Eduardo estudou, testou e chegou a duas receitas: extrato natural de guaraná com limão e frutas vermelhas com limão. Os dois sabores seriam servidos na inauguração do bar Juramento 202, no Bairro Pompeia. No entanto, os pedaços das frutas vermelhas entupiram a torneira da chopeira e a bebida não chegou nem a ser servida. O guaraná com limão, por outro lado, fez o maior sucesso. E assim surgiu o Guaramão, com 35% menos açúcar do que outros refrigerantes.

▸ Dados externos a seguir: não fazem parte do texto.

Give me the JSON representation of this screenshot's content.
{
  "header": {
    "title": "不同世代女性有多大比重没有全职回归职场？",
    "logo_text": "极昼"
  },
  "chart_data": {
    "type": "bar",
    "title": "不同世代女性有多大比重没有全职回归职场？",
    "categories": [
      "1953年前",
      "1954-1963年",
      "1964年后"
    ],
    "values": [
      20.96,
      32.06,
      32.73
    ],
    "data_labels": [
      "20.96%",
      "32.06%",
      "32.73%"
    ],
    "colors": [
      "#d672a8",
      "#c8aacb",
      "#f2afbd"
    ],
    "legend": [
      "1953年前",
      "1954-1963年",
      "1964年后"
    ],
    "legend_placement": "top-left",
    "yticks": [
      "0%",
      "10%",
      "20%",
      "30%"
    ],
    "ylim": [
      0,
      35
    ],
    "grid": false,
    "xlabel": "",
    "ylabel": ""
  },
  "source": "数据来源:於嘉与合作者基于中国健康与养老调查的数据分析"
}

“Não tive tempo de organizar a parte comercial, mas, desde 2021, as distribuidoras me procuram para comprar. Agora, três anos depois, estou estruturando a empresa e trabalhando com a expansão da marca para outros estados, como Rio de Janeiro e São Paulo”, relata Eduardo.
Novidades na área
Para este carnaval, a Guaramão misturou a sua refrescância e leveza a bebidas alcoólicas produzidas em BH. A cachaça de jambu Jambruna, misturada ao refrigerante, formou o Jambrunão, que é vendido em lata. Outra novidade enlatada é o Guaramão + Yvy, feita com banana, tangerina, maracujá, vodca da destilaria mineira Yvy e Guaramão. Segundo Eduardo, essas parcerias vieram para ficar.
O Guaramão zero açúcar deve sair do “forno” ainda em 2024 e a marca também está investindo em garrafas de vidro para comercializar a bebida.
Conheça outros refrigerantes criados em Minas
Por Maria Dulce Miranda
Abacatinho: o refrigerante de Ubá, na Zona da Mata, é feito com a folha do abacateiro. Criado em 1946, tem um sabor diferente, que não lembra em nada a fruta;
Guaraná Mineiro: lançado na década de 1960, em Uberlândia, no Triângulo Mineiro, o refrigerante adocicado conseguiu sucesso na região. Anos depois, a marca passou a produzir também os sabores limão e laranja;
Guaranita Cibal: comercializado desde 1946, o refrigerante Cibal nasceu em Passa Quatro, no Sul de Minas. Além do Guaranita, de guaraná, a marca também produz refrigerantes de laranja, cola, uva e citrus;
Jota Efe: a empresa Bebidas Jota Efe existe desde 1949 em Ouro Fino, no Sudoeste do estado. O refrigerante com o mesmo nome da marca é vendido nos sabores guaraná, limão, abacaxi, laranja, maçã, cola e uva;
Mantiqueira: criado em 1974, o refrigerante começou a ser produzido em um casamento na cidade de Itamonte, no Sul de Minas. A bebida está disponível nos sabores cola, guaraná, abacaxi, laranja, uva e limão;
Mate Cola: o refrigerante lançado em 1949, em Teófilo Otoni, no Nordeste de Minas, mistura folhas de erva mate, cola e chapéu de couro;
Mate Couro: a famosa bebida à base de mate e chapéu de couro começou a ser vendida em 1947, em Belo Horizonte. Mais tarde, foi criada uma linha com sabores: guaraná, uva, cola, laranja, limão, abacaxi e tangerina.